The main actors warrant honorable mention as well…particularly Fujiyama’s Onodera. Human villains can rarely compete with the other-worldly, chaotic horror that is the Giant Monster. But Fujiyama acquits himself quite well, playing Onodera as a user and habitual liar…a weaselly, scheming monster who just happens to wear human skin. Slightly smaller props go to Hongo and Enami…for while Keisuke is the consummate Square Jaw of this piece, he’s prone to unusually emotional breakdowns…particularly when the latest Plan to Stop Barugon goes horribly awry. This creates an interesting dynamic between the two, in which (for once) the woman must console the man through the horrific events unfolding around them.
Gamera vs. Barugon‘s American counterparts are fraught with estranged couples who, through the course of their monster-slaying ordeal, reconcile whatever differences they might’ve had and come to love each other once more. In contrast…hell, Keisuke and Karen don’t even kiss by movie’s end (though there is an odd bit involving bloodsucking…but I’ve spoiled far too many of this movie’s surprises). Instead their twin stories (and thus their implied romance) grow from a foundation of mutual, emotional support. Quite a rare thing in movies such as this.
It occurs to me that, though Gamera gets top billing, I’ve barely mentioned him in almost two thousand words. Which is only fair, given that the movie itself gives him similar short shift. Like a latter day Marlon Brando, Gamera shows up, says his lines, and saucers merrily away. He could’ve passed on the film completely were he not so necessary to its resolution. That’s enough to make fan cry…and then demand his/her money back. We paid for Gamera, goddamnit, and instead we get a monster-on-the-loose film with Gamera shoehorned in–a fire breathing duex ex machina, come to save the day.
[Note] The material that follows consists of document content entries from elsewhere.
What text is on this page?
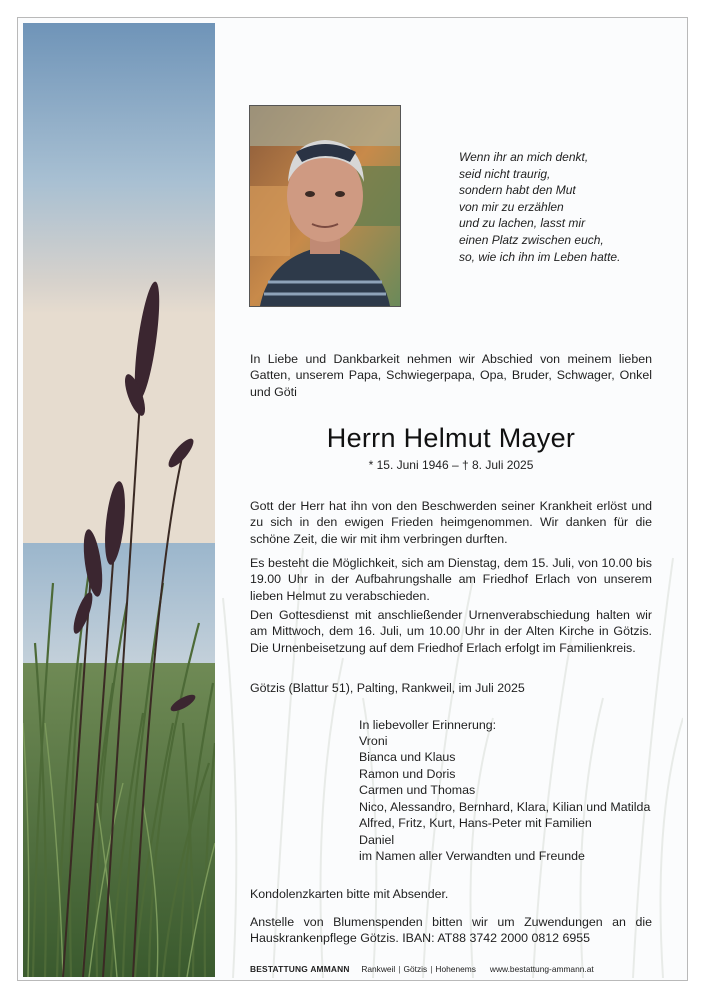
Wenn ihr an mich denkt,
seid nicht traurig,
sondern habt den Mut
von mir zu erzählen
und zu lachen, lasst mir
einen Platz zwischen euch,
so, wie ich ihn im Leben hatte.
In Liebe und Dankbarkeit nehmen wir Abschied von meinem lieben Gatten, unserem Papa, Schwiegerpapa, Opa, Bruder, Schwager, Onkel und Göti
Herrn Helmut Mayer
* 15. Juni 1946 – † 8. Juli 2025
Gott der Herr hat ihn von den Beschwerden seiner Krankheit erlöst und zu sich in den ewigen Frieden heimgenommen. Wir danken für die schöne Zeit, die wir mit ihm verbringen durften.
Es besteht die Möglichkeit, sich am Dienstag, dem 15. Juli, von 10.00 bis 19.00 Uhr in der Aufbahrungshalle am Friedhof Erlach von unserem lieben Helmut zu verabschieden.
Den Gottesdienst mit anschließender Urnenverabschiedung halten wir am Mittwoch, dem 16. Juli, um 10.00 Uhr in der Alten Kirche in Götzis. Die Urnenbeisetzung auf dem Friedhof Erlach erfolgt im Familienkreis.
Götzis (Blattur 51), Palting, Rankweil, im Juli 2025
In liebevoller Erinnerung:
Vroni
Bianca und Klaus
Ramon und Doris
Carmen und Thomas
Nico, Alessandro, Bernhard, Klara, Kilian und Matilda
Alfred, Fritz, Kurt, Hans-Peter mit Familien
Daniel
im Namen aller Verwandten und Freunde
Kondolenzkarten bitte mit Absender.
Anstelle von Blumenspenden bitten wir um Zuwendungen an die Hauskrankenpflege Götzis. IBAN: AT88 3742 2000 0812 6955
BESTATTUNG AMMANN Rankweil | Götzis | Hohenems www.bestattung-ammann.at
Thus did Gamera mature from a Threat to All Mankind to a Friend to Children Everywhere. Not through any action of his own, no…but through simple lack of attention. And like so many actors before him, Gamera chose to trade dignity for screen time as budgets shrank and the 60s wound down like a rusted clock. His next adventure, Gamera vs. Gaos, would witness the Return of Kenny, the birth of his most popular foe, and drag the entire daikaiju genre down into a place so dark and awfully silly only those with strong stomachs and elasticized brains dare to visit them more than once a lifetime.
But, again, that’s a story for another day. Today we have Gamera vs. Barugon, which, for all its faults, marks a high water line in Gamera’s original adventures. Faint praise? Perhaps…but its better than none at all.